As more and more Americans reach the age where they’re required to take distributions from their IRAs, some are seizing the opportunity to support philanthropic causes. But legal restrictions mean that many giving options—like using your distributions to fund your donor advised fund—are off the table. Creating a designated fund is one simple pathway to ensuring that your IRA distribution makes a meaningful difference.
For one donor, that difference is providing scholarships for children in his neighborhood—and honoring his wife’s legacy for generations to follow.
With the power to help you avoid additional income tax and support a cause you love, your IRA could be your secret charitable planning weapon.

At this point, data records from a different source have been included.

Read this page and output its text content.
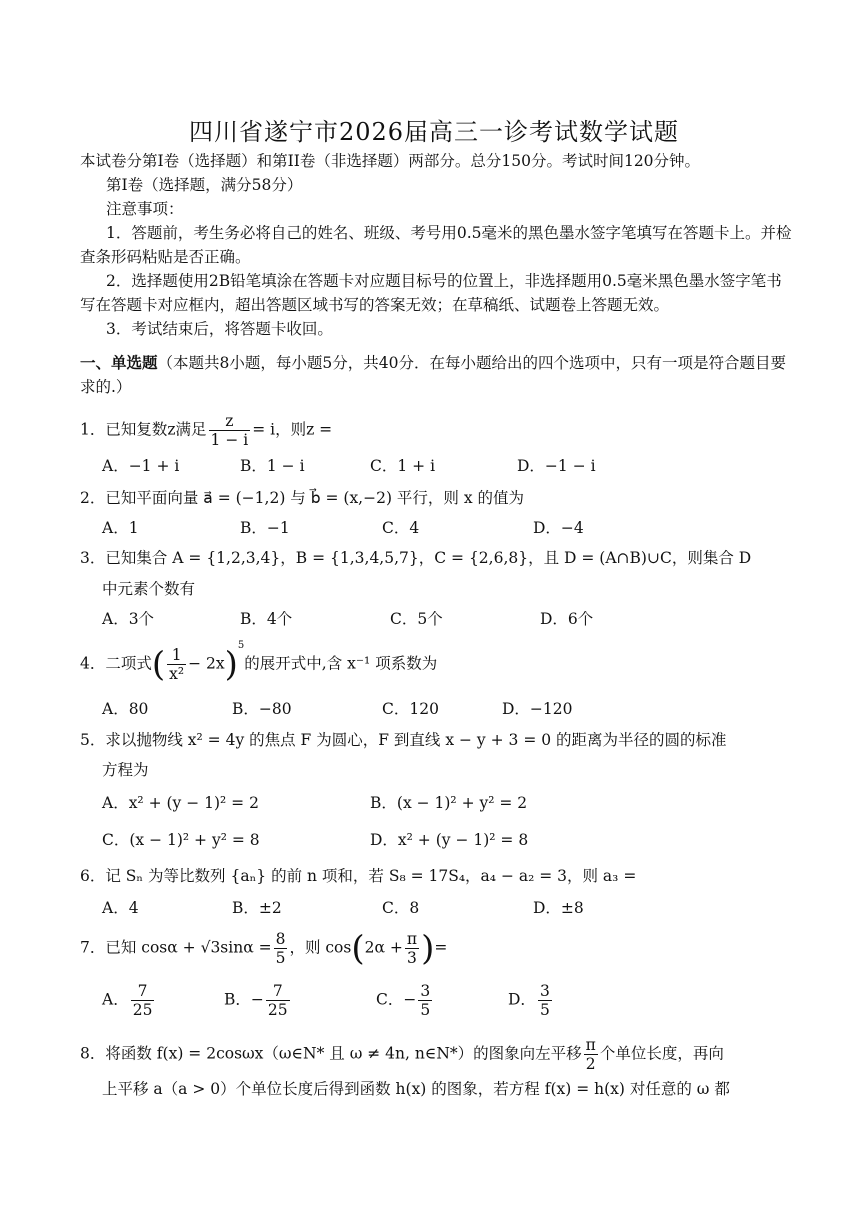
四川省遂宁市2026届高三一诊考试数学试题
本试卷分第I卷（选择题）和第II卷（非选择题）两部分。总分150分。考试时间120分钟。
第I卷（选择题，满分58分）
注意事项：
1．答题前，考生务必将自己的姓名、班级、考号用0.5毫米的黑色墨水签字笔填写在答题卡上。并检
查条形码粘贴是否正确。
2．选择题使用2B铅笔填涂在答题卡对应题目标号的位置上，非选择题用0.5毫米黑色墨水签字笔书
写在答题卡对应框内，超出答题区域书写的答案无效；在草稿纸、试题卷上答题无效。
3．考试结束后，将答题卡收回。
一、单选题（本题共8小题，每小题5分，共40分．在每小题给出的四个选项中，只有一项是符合题目要
求的.）
1．已知复数z满足 $\frac{z}{1 - i} = i$，则z =
A．−1 + i	B．1 − i	C．1 + i	D．−1 − i
2．已知平面向量 a⃗ = (−1,2) 与 b⃗ = (x,−2) 平行，则 x 的值为
A．1	B．−1	C．4	D．−4
3．已知集合 A = {1,2,3,4}，B = {1,3,4,5,7}，C = {2,6,8}，且 D = (A∩B)∪C，则集合 D
中元素个数有
A．3个	B．4个	C．5个	D．6个
4．二项式( $\frac{1}{\text{x²}} - 2x)^5$的展开式中,含 x⁻¹ 项系数为
A．80	B．−80	C．120	D．−120
5．求以抛物线 x² = 4y 的焦点 F 为圆心，F 到直线 x − y + 3 = 0 的距离为半径的圆的标准
方程为
A．x² + (y − 1)² = 2	B．(x − 1)² + y² = 2
C．(x − 1)² + y² = 8	D．x² + (y − 1)² = 8
6．记 Sₙ 为等比数列 {aₙ} 的前 n 项和，若 S₈ = 17S₄，a₄ − a₂ = 3，则 a₃ =
A．4	B．±2	C．8	D．±8
7．已知 $\cos\alpha + √3\sin\alpha = \frac{8}{5}$ ，则 $\cos(2\alpha + \frac{\pi}{3}$ )=
A． $\frac{7}{25}$	B．− $\frac{7}{25}$	C．− $\frac{3}{5}$	D． $\frac{3}{5}$
8．将函数 f(x) = 2cosωx（ω∈N* 且 ω ≠ 4n, n∈N*）的图象向左平移 $\frac{\pi}{2}$ 个单位长度，再向
上平移 a（a > 0）个单位长度后得到函数 h(x) 的图象，若方程 f(x) = h(x) 对任意的 ω 都
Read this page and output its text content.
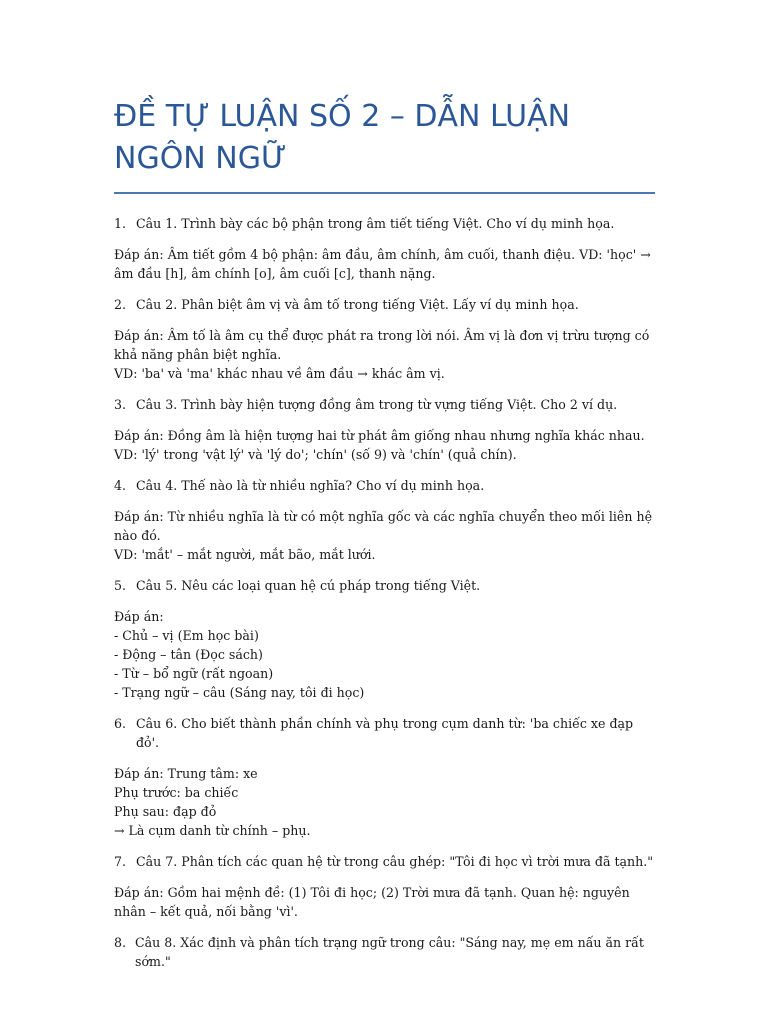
ĐỀ TỰ LUẬN SỐ 2 – DẪN LUẬN NGÔN NGỮ
1. Câu 1. Trình bày các bộ phận trong âm tiết tiếng Việt. Cho ví dụ minh họa.
Đáp án: Âm tiết gồm 4 bộ phận: âm đầu, âm chính, âm cuối, thanh điệu. VD: 'học' → âm đầu [h], âm chính [o], âm cuối [c], thanh nặng.
2. Câu 2. Phân biệt âm vị và âm tố trong tiếng Việt. Lấy ví dụ minh họa.
Đáp án: Âm tố là âm cụ thể được phát ra trong lời nói. Âm vị là đơn vị trừu tượng có khả năng phân biệt nghĩa.
VD: 'ba' và 'ma' khác nhau về âm đầu → khác âm vị.
3. Câu 3. Trình bày hiện tượng đồng âm trong từ vựng tiếng Việt. Cho 2 ví dụ.
Đáp án: Đồng âm là hiện tượng hai từ phát âm giống nhau nhưng nghĩa khác nhau.
VD: 'lý' trong 'vật lý' và 'lý do'; 'chín' (số 9) và 'chín' (quả chín).
4. Câu 4. Thế nào là từ nhiều nghĩa? Cho ví dụ minh họa.
Đáp án: Từ nhiều nghĩa là từ có một nghĩa gốc và các nghĩa chuyển theo mối liên hệ nào đó.
VD: 'mắt' – mắt người, mắt bão, mắt lưới.
5. Câu 5. Nêu các loại quan hệ cú pháp trong tiếng Việt.
Đáp án:
- Chủ – vị (Em học bài)
- Động – tân (Đọc sách)
- Từ – bổ ngữ (rất ngoan)
- Trạng ngữ – câu (Sáng nay, tôi đi học)
6. Câu 6. Cho biết thành phần chính và phụ trong cụm danh từ: 'ba chiếc xe đạp đỏ'.
Đáp án: Trung tâm: xe
Phụ trước: ba chiếc
Phụ sau: đạp đỏ
→ Là cụm danh từ chính – phụ.
7. Câu 7. Phân tích các quan hệ từ trong câu ghép: "Tôi đi học vì trời mưa đã tạnh."
Đáp án: Gồm hai mệnh đề: (1) Tôi đi học; (2) Trời mưa đã tạnh. Quan hệ: nguyên nhân – kết quả, nối bằng 'vì'.
8. Câu 8. Xác định và phân tích trạng ngữ trong câu: "Sáng nay, mẹ em nấu ăn rất sớm."
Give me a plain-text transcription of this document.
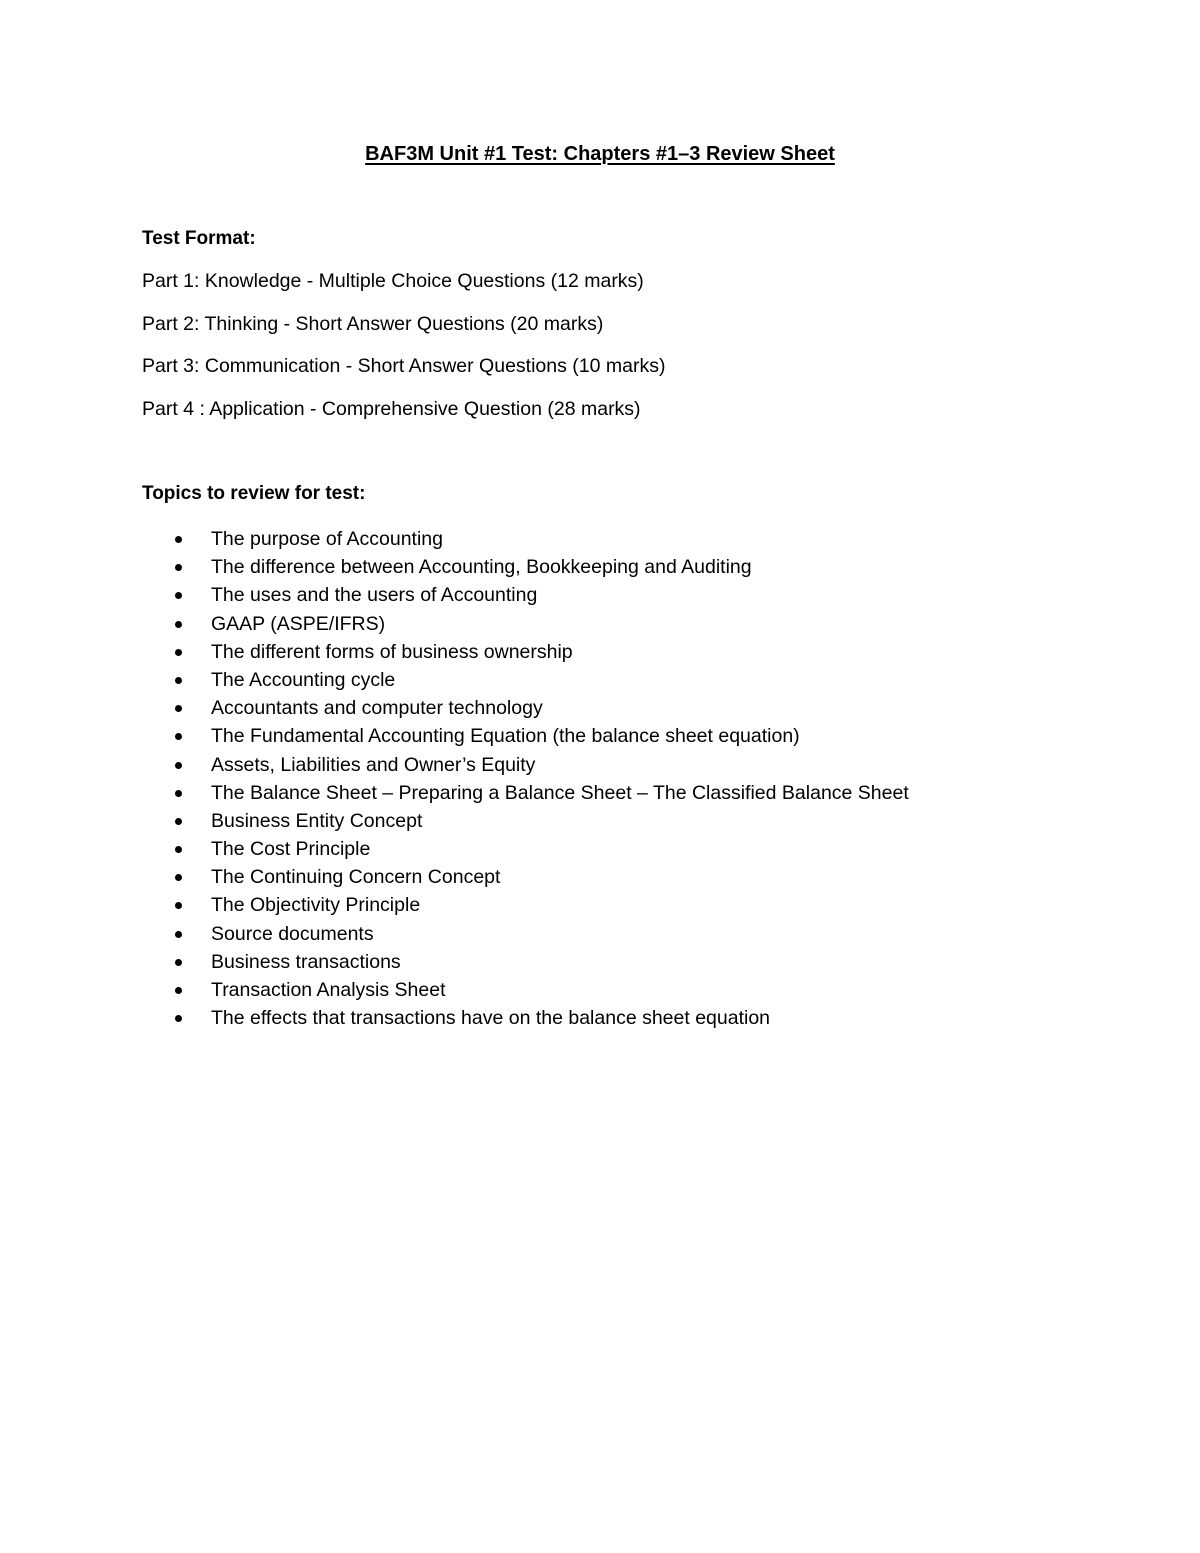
BAF3M Unit #1 Test: Chapters #1–3 Review Sheet
Test Format:
Part 1: Knowledge - Multiple Choice Questions (12 marks)
Part 2: Thinking - Short Answer Questions (20 marks)
Part 3: Communication - Short Answer Questions (10 marks)
Part 4 : Application - Comprehensive Question (28 marks)
Topics to review for test:
The purpose of Accounting
The difference between Accounting, Bookkeeping and Auditing
The uses and the users of Accounting
GAAP (ASPE/IFRS)
The different forms of business ownership
The Accounting cycle
Accountants and computer technology
The Fundamental Accounting Equation (the balance sheet equation)
Assets, Liabilities and Owner’s Equity
The Balance Sheet – Preparing a Balance Sheet – The Classified Balance Sheet
Business Entity Concept
The Cost Principle
The Continuing Concern Concept
The Objectivity Principle
Source documents
Business transactions
Transaction Analysis Sheet
The effects that transactions have on the balance sheet equation
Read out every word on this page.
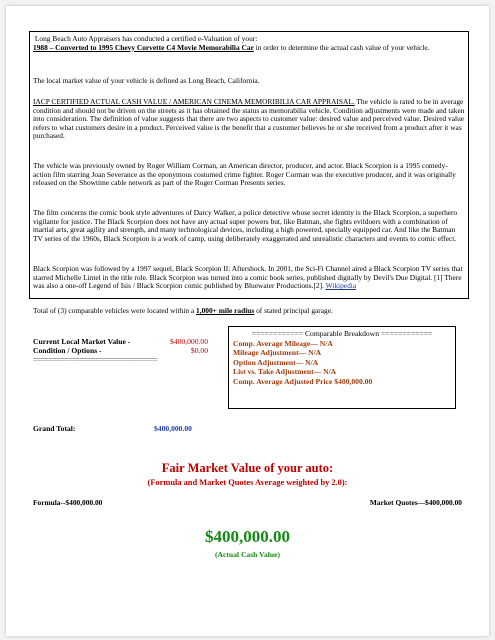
Long Beach Auto Appraisers has conducted a certified e-Valuation of your:
1988 – Converted to 1995 Chevy Corvette C4 Movie Memorabilia Car in order to determine the actual cash value of your vehicle.
The local market value of your vehicle is defined as Long Beach, California.
IACP CERTIFIED ACTUAL CASH VALUE / AMERICAN CINEMA MEMORIBILIA CAR APPRAISAL. The vehicle is rated to be in average condition and should not be driven on the streets as it has obtained the status as memorabilia vehicle. Condition adjustments were made and taken into consideration. The definition of value suggests that there are two aspects to customer value: desired value and perceived value. Desired value refers to what customers desire in a product. Perceived value is the benefit that a customer believes he or she received from a product after it was purchased.
The vehicle was previously owned by Roger William Corman, an American director, producer, and actor. Black Scorpion is a 1995 comedy-action film starring Joan Severance as the eponymous costumed crime fighter. Roger Corman was the executive producer, and it was originally released on the Showtime cable network as part of the Roger Corman Presents series.
The film concerns the comic book style adventures of Darcy Walker, a police detective whose secret identity is the Black Scorpion, a superhero vigilante for justice. The Black Scorpion does not have any actual super powers but, like Batman, she fights evildoers with a combination of martial arts, great agility and strength, and many technological devices, including a high powered, specially equipped car. And like the Batman TV series of the 1960s, Black Scorpion is a work of camp, using deliberately exaggerated and unrealistic characters and events to comic effect.
Black Scorpion was followed by a 1997 sequel, Black Scorpion II: Aftershock. In 2001, the Sci-Fi Channel aired a Black Scorpion TV series that starred Michelle Lintel in the title role. Black Scorpion was turned into a comic book series, published digitally by Devil's Due Digital. [1] There was also a one-off Legend of Isis / Black Scorpion comic published by Bluewater Productions.[2]. Wikipedia
Total of (3) comparable vehicles were located within a 1,000+ mile radius of stated principal garage.
Current Local Market Value -	$400,000.00
Condition / Options -	$0.00
================================
============ Comparable Breakdown ============
Comp. Average Mileage— N/A
Mileage Adjustment— N/A
Option Adjustment— N/A
List vs. Take Adjustment— N/A
Comp. Average Adjusted Price $400,000.00
Grand Total:	$400,000.00
Fair Market Value of your auto:
(Formula and Market Quotes Average weighted by 2.0):
Formula--$400,000.00	Market Quotes—$400,000.00
$400,000.00
(Actual Cash Value)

Each year, beginning at age 70½, individuals with traditional IRA accounts must take required minimum distributions. But the IRA “charitable rollover” provision allows for an IRA owner to make a distribution of up to $100,000 directly to a public charity instead, which is not considered taxable income. With the power to help you avoid additional income tax and support a cause you love, your IRA could be your secret charitable planning weapon.
For longtime Trust donor Tom Chomicz, using his individual retirement account for charitable purposes was a winning proposition. “It just works out best for me,” Chomicz says.
Chomicz, a retired partner at Quarles & Brady, practiced as a tax-exempt organizations attorney—so he brought expert knowledge to considering his options. “A charitable contribution doesn’t do me anything, tax-wise,” he explains. “But the charitable distribution alternative gives me some tax benefit, because it comes off the top for both federal and state purposes—and it meets my charitable objectives too.”
As for where to give, the choice was simple. “My wife Eunice passed in 2005 and I wanted to do something in recognition of her service to the local school,” he says. Five of the couple’s six children attended the same Catholic elementary school, where Eunice was an active member of the community for years.
However, there were some important limitations. An IRA account owner may not make direct distributions to a private foundation, a supporting organization or a donor advised fund (DAF) and have those distributions count as a qualified charitable rollover.
“They have a supporting organization at the school, but this qualified charitable distribution is ineligible to be made to a supporting organization,” Chomicz explains. “So I was trying to figure out how best to accomplish what I wanted to do. And I came upon this idea in discussion with the Trust, whereby money coming out of my individual retirement account would qualify as one of these charitable distributions and the Trust would have administrative guidance and direction over the money. It would then, on an annual basis, pay 5% of the total value of the corpus to the school. And that way we accomplish all the objectives.”
Tim Bresnahan, the Trust’s senior director of gift planning, explains that this type of fund is known as a designated fund “because you, as the donor, have designated the exact organization to be supported.” Unlike a DAF, you can legally make distributions from your IRA each year to replenish the designated fund. The fund can even be structured so that grants do not flow out until after your lifetime, allowing the assets to grow.
Another advantage to the designated fund is the ability to stipulate what happens to the balance if the original beneficiary closes its doors. “That was another key element: that I had a back-up plan or a Plan B in the document, which I probably couldn’t have put in by giving directly to the school,” Chomicz says.
Today, the Eunice Chomicz Memorial Scholarship Designated Fund provides funding to the family’s beloved alma mater, which is applied toward financial aid for students in need: “families with single parents, or other situations that the school is aware of where the family doesn’t have the wherewithal to pay the full tuition,” Chomicz says. “But they want to keep them in the school, and this support helps make that possible.”
Unlike a DAF, you can legally make distributions from your IRA each year to replenish the designated fund. The fund can even be structured so that grants do not flow out until after your lifetime, allowing the assets to grow.
According to Bresnahan, “We’re seeing a lot more donors who are starting to ask about distributions from their IRAs. And unfortunately we have many who, without talking to us first, send $50,000 or $100,000 from their IRA to be added to their donor advised funds. Once we explain that’s not permissible, we talk them through the alternatives—and many of them become keen on the idea of setting up either endowed or non-endowed designated funds that support one or more named charities.”
Chomicz still calls the parish where his children attended school home. “We moved in here in 1972, and I’m still here,” he says. “So I still feel the benefits that my family received from the school, and that’s what I’m trying to recognize.”
“I think the way that this is set up is really smart,” Bresnahan agrees. “I don’t know that every donor with an IRA appreciates what an effective tool, from a philanthropy and from a income tax management perspective, it can really be.”